Vargas Maria V, Moawad Gaby, Denny Kathryn, Happ Lindsey, Misa Nana Yaa, Margulies Samantha, Opoku-Anane Jessica, Abi Khalil Elias, Marfori Cherie
Division of Gynecology, George Washington University Medical Faculty Associates, Washington, DC.
Division of Gynecology, George Washington University Medical Faculty Associates, Washington, DC.
J Minim Invasive Gynecol. 2017 Mar-Apr;24(3):420-425. doi: 10.1016/j.jmig.2016.12.016. Epub 2016 Dec 24.
To assess whether a robotic simulation curriculum for novice surgeons can improve performance of a suturing task in a live porcine model.
Randomized controlled trial (Canadian Task Force classification I).
Academic medical center.
Thirty-five medical students without robotic surgical experience.
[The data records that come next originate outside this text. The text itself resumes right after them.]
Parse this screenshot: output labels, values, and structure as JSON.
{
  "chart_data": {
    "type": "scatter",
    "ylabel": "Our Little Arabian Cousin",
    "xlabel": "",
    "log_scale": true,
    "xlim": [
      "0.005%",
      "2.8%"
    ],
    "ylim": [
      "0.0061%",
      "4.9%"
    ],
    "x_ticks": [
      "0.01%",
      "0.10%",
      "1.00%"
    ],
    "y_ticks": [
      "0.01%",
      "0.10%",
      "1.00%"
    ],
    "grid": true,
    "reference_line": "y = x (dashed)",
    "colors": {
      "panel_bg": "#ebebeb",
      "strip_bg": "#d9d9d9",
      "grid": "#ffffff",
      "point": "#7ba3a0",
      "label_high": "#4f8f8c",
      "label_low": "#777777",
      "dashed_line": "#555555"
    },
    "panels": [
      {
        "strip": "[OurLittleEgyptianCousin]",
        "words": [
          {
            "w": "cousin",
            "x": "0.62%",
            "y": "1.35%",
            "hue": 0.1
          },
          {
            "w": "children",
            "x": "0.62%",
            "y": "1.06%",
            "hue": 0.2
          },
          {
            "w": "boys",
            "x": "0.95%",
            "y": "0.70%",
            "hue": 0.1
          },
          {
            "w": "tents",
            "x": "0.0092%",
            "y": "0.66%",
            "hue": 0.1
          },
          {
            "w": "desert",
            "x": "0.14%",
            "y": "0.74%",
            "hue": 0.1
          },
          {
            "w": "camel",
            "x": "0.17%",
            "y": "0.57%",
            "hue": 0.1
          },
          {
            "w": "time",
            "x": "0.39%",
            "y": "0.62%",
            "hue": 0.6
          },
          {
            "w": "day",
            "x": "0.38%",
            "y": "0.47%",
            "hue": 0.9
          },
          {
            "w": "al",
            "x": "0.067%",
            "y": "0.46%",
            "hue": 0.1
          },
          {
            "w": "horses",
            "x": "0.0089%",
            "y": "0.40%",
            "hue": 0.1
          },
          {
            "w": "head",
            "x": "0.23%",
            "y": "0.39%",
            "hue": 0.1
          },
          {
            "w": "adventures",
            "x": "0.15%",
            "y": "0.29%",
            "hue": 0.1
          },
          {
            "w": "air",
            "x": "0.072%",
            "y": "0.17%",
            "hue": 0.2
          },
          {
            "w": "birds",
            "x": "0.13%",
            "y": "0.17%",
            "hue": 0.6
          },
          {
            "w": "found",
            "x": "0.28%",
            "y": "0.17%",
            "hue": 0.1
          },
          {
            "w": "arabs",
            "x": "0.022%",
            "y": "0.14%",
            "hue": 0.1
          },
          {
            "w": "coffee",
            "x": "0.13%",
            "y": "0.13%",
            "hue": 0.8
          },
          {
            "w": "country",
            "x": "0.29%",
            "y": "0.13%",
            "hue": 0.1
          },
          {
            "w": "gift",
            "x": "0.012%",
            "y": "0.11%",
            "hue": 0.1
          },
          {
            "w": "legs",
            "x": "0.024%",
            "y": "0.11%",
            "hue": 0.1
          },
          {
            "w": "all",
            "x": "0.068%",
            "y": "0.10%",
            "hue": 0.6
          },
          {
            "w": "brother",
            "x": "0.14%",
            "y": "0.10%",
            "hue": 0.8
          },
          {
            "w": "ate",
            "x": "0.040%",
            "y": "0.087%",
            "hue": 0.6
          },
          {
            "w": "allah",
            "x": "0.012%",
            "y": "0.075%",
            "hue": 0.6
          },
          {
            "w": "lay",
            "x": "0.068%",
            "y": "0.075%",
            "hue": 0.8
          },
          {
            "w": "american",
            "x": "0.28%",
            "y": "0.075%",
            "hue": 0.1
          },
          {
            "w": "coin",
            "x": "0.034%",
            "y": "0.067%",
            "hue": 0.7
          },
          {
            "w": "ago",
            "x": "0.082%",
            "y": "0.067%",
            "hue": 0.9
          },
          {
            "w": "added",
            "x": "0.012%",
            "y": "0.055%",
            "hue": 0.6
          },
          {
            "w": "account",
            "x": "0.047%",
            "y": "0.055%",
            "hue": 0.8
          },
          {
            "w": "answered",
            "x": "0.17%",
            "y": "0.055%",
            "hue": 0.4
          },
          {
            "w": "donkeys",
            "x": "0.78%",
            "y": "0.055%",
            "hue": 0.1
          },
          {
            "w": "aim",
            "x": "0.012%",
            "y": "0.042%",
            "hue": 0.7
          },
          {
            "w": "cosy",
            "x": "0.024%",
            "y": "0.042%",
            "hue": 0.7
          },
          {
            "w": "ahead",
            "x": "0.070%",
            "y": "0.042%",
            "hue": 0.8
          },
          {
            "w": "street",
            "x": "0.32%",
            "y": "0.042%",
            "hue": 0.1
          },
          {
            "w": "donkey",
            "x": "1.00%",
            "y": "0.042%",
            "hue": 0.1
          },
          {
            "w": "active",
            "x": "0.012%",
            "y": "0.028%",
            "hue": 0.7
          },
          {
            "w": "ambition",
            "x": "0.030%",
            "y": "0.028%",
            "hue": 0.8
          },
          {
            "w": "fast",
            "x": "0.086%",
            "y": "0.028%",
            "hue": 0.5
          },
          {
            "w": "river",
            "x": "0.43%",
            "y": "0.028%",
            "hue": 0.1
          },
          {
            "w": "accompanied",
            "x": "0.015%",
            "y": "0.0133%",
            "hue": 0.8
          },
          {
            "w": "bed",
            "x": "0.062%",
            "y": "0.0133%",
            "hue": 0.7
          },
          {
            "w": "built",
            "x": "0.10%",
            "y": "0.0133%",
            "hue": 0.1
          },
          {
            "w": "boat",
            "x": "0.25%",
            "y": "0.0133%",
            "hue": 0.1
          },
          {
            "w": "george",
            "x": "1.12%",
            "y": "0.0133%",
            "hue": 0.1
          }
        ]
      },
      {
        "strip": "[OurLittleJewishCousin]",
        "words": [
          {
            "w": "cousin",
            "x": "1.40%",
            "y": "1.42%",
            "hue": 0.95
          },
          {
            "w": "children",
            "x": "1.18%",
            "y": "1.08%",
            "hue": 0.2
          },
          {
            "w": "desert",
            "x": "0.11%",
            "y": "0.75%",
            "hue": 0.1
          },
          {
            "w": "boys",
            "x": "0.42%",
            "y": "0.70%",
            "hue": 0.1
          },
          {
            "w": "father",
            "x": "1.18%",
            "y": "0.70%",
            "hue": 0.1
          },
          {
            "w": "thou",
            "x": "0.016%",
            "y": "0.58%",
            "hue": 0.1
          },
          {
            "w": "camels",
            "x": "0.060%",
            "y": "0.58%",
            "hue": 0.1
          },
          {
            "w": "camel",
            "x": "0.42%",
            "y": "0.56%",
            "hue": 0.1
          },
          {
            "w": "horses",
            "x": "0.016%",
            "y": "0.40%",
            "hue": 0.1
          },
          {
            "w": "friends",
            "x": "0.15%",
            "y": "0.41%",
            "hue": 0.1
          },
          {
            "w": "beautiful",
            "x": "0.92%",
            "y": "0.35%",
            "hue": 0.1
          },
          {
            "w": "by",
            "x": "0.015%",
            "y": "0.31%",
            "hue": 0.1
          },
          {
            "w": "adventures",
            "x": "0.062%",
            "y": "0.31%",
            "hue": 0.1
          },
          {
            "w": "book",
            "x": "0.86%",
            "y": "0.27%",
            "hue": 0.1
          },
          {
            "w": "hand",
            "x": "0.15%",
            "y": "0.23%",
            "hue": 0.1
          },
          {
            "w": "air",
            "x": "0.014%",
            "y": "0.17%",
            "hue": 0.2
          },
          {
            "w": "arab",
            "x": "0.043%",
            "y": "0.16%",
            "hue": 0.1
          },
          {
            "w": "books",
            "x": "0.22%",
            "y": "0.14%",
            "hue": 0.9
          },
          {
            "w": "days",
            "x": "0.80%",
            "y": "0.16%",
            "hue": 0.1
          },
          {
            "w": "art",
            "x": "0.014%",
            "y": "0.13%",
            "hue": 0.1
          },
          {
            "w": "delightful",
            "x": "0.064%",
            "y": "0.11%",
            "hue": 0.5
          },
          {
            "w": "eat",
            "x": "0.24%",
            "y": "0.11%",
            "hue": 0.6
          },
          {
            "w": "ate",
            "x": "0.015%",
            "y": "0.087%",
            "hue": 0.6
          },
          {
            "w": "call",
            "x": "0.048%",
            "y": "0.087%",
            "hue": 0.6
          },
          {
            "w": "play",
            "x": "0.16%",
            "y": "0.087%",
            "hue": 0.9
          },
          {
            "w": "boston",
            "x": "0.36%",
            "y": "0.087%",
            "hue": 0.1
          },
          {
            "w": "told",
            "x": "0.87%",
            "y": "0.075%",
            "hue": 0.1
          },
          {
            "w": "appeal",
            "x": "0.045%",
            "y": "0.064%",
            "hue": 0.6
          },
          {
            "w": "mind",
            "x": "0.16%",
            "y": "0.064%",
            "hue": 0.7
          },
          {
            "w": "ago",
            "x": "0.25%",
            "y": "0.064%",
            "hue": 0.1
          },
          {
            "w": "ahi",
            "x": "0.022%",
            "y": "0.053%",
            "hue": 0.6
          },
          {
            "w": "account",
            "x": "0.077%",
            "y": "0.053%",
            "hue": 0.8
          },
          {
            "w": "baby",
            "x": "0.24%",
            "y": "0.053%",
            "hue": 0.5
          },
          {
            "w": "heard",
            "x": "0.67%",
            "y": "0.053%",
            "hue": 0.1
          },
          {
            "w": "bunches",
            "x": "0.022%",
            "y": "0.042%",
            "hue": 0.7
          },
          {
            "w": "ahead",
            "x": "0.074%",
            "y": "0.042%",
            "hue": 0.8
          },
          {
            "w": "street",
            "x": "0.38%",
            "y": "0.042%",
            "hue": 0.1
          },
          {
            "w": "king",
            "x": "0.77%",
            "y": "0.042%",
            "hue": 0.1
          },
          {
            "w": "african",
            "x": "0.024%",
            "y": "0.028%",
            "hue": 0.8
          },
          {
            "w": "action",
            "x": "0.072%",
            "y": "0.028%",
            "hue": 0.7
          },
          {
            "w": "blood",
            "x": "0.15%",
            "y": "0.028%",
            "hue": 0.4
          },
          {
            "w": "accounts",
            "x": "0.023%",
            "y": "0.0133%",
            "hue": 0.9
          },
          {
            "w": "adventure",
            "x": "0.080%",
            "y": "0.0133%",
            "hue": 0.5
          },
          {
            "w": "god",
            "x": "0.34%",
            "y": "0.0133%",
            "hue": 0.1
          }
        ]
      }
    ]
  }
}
Participants were enrolled in an online session of training modules followed by an in-person orientation. Baseline performance testing on the Mimic Technologies da Vinci Surgical Simulator (dVSS) was also performed. Participants were then randomly assigned to the completion of 4 dVSS training tasks (camera clutching 1, suture sponge 1 and 2, and tubes) versus no further training. The intervention group performed each dVSS task until proficiency or up to 10 times. A final suturing task was performed on a live porcine model, which was video recorded and blindly assessed by experienced surgeons. The primary outcomes were Global Evaluative Assessment of Robotic Skills (GEARS) scores and task time. The study had 90% power to detect a mean difference of 3 points on the GEARS scale, assuming a standard deviation (SD) of 2.65, and 80% power to detect a mean difference of 3 minutes, assuming an SD of 3 minutes.
There were no differences in demographics and baseline skills between the 2 groups. No significant differences in task time in minutes or GEARS scores were seen for the final suturing task between the intervention and control groups, respectively (9.2 [2.65] vs 9.9 [2.07] minutes, p = .406; and 15.37 [2.51] vs 15.25 [3.38], p = .603). The 95% confidence interval for the difference in mean task times was -2.36 to .96 minutes and for mean GEARS scores -1.91 to 2.15 points.
Live suturing task performance was not improved with a proficiency-based virtual reality simulation suturing curriculum compared with standard orientation to the da Vinci robotic console in a group of novice surgeons.
评估面向新手外科医生的机器人模拟课程能否提高在活体猪模型中进行缝合任务的表现。
随机对照试验(加拿大工作组分类I级)。
学术医疗中心。
35名无机器人手术经验的医学生。
参与者参加在线培训模块课程,随后进行现场指导。同时还在Mimic Technologies达芬奇手术模拟器(dVSS)上进行基线性能测试。然后,参与者被随机分配完成4项dVSS培训任务(抓持摄像头1、缝合海绵1和2以及缝合管道),而另一组则不再接受进一步培训。干预组重复进行每项dVSS任务,直至熟练掌握或最多进行10次。在活体猪模型上进行最终的缝合任务,并进行视频录制,由经验丰富的外科医生进行盲法评估。主要结局指标为机器人技能整体评估(GEARS)得分和任务时间。假设标准差(SD)为2.65,该研究有90%的把握度检测出GEARS量表上3分的平均差异;假设SD为3分钟,有80%的把握度检测出3分钟的平均差异。
两组在人口统计学和基线技能方面无差异。干预组和对照组在最终缝合任务中的任务时间(分钟)或GEARS得分均无显著差异(分别为9.2[2.65]分钟对9.9[2.07]分钟,p = 0.406;以及15.37[2.51]对15.25[3.38],p = 0.603)。平均任务时间差异的95%置信区间为-2.36至0.96分钟,平均GEARS得分差异的95%置信区间为-1.91至2.15分。
与一组新手外科医生接受的达芬奇机器人控制台标准培训相比,基于熟练程度的虚拟现实模拟缝合课程并未提高活体缝合任务的表现。